The Corvomaester jerked his thumb aloft. "Them heavy buggers only needs watch out for high hawks." He became solemn and fingered the black iron links of his necklace of office. "Hawks is the gobspite of forgotten Gods. The spiteful gobspit." He spat accurately at some recent ravenshite on a footworn flagstone of the great circular floor.
"Begging your pardon, Corvomaester, but mightn't grilles such as you can open to tie a one-time pad to a bird's leg be a tidier idea for our side of the roostnests?"
"Imbecile, ye cannot semi-cage a raven or ye'll set it raving, as the sage old saying says."

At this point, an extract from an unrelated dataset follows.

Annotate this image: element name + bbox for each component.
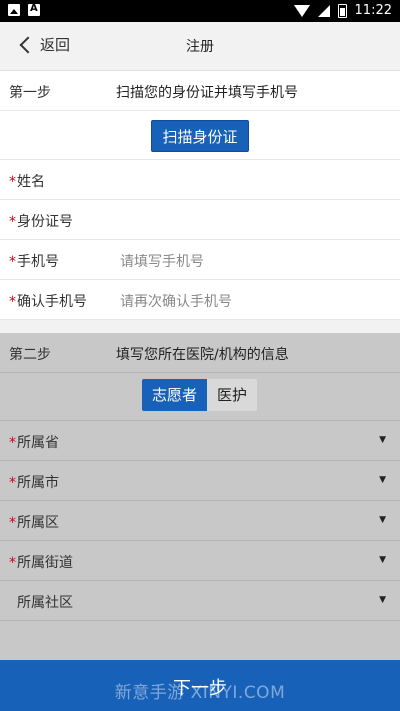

As if to illustrate this wisdom, half a dozen birds launched themselves into the vast aviary, to flap overhead and then to gyre and to pern as though in parody of buzzards since a strongly sustaining breeze had sprung up and through the tower. This and the deepening gloom suggested that a storm was impending. Indeed lightning began to flicker and flash from afar through the nest apertures, lightening the interior of the tower with swift spasms of illumination.
Inspired by the flashes, Igar said hesitantly, "Corvomaester, instead of using ravens to carry messages that take days and weeks to arrive, might it be a better idea to put mirrors on top of our tower? Then a tower on a hilltop ten leagues away spies our signal and repeats the same to a further tower? And, er, so on? That way a message might travel a hundred leagues or more in an hour. We could call the mirrors hellographs and you'd be, um, famous."
"And that's all mirrorflashes could say, feckwit. Hello hello hello."
"No, you'd have a code--"
"Careful, laddie!"
"Corvomaester pardon me, Corvomaester I forgot your address. With respect, Corvomaester, pre-agreed patterns of short and long flashes would represent different letters, making words--"
"Which any spy as knows his letters can read plain as day! No, scrubboy of flagstones, ravens is the best security, as has served us well for thirty centuries."
"Corvomaester, an arrow... a trained hawk..."
"'tis blasphemy to disable a raven, the slow bonfire awaits you. Flashing mirrors? Yer'll get yerself blinded with such daftness."
"Corvomaester, ciphers could be based upon pages in a book held only by the sender and the intended receiver."
"Would that be The Buke of Knowledge, The Buke of Unknowledge, The Buke of Noble Lineages, or The Buke of Obscene Tails? All handwritten by scribes, I'll remind ye, with all what that implies as regards textual correctness!"
Evidently the Corvomaester was more learned than Igar had begun to suspect incorrectly. During the coming years Igar would need to solve the Traveling Raven Problem....
The End
This story was first published on Thursday, August 8th, 2013


I was moved to write this story by the brilliant HBO TV adaptation of George Martin's Song of Ice & Fire. My wife Cristina Macía's Spanish translations of the books accounted for one in ten of all GRRM titles sold throughout the world in all languages, including English, so my attention was drawn, although I'm not a habitual reader or viewer of fantasy. My usual perspective is science fictional tinted with surrealism. Perhaps surrealism is the art of looking at reality upside-down or inside-out. I like to take a situation and, without planning in advance, explore the implications logically, often with a crazy result. Use ravens as messengers? What does this imply? Aside from the mess due to birds? Immediately the famous Traveling Salesman Problem of mathematics came to mind. Since I’m only semi-literate mathematically, the aim was to have fun. I may produce more adventures of Igar.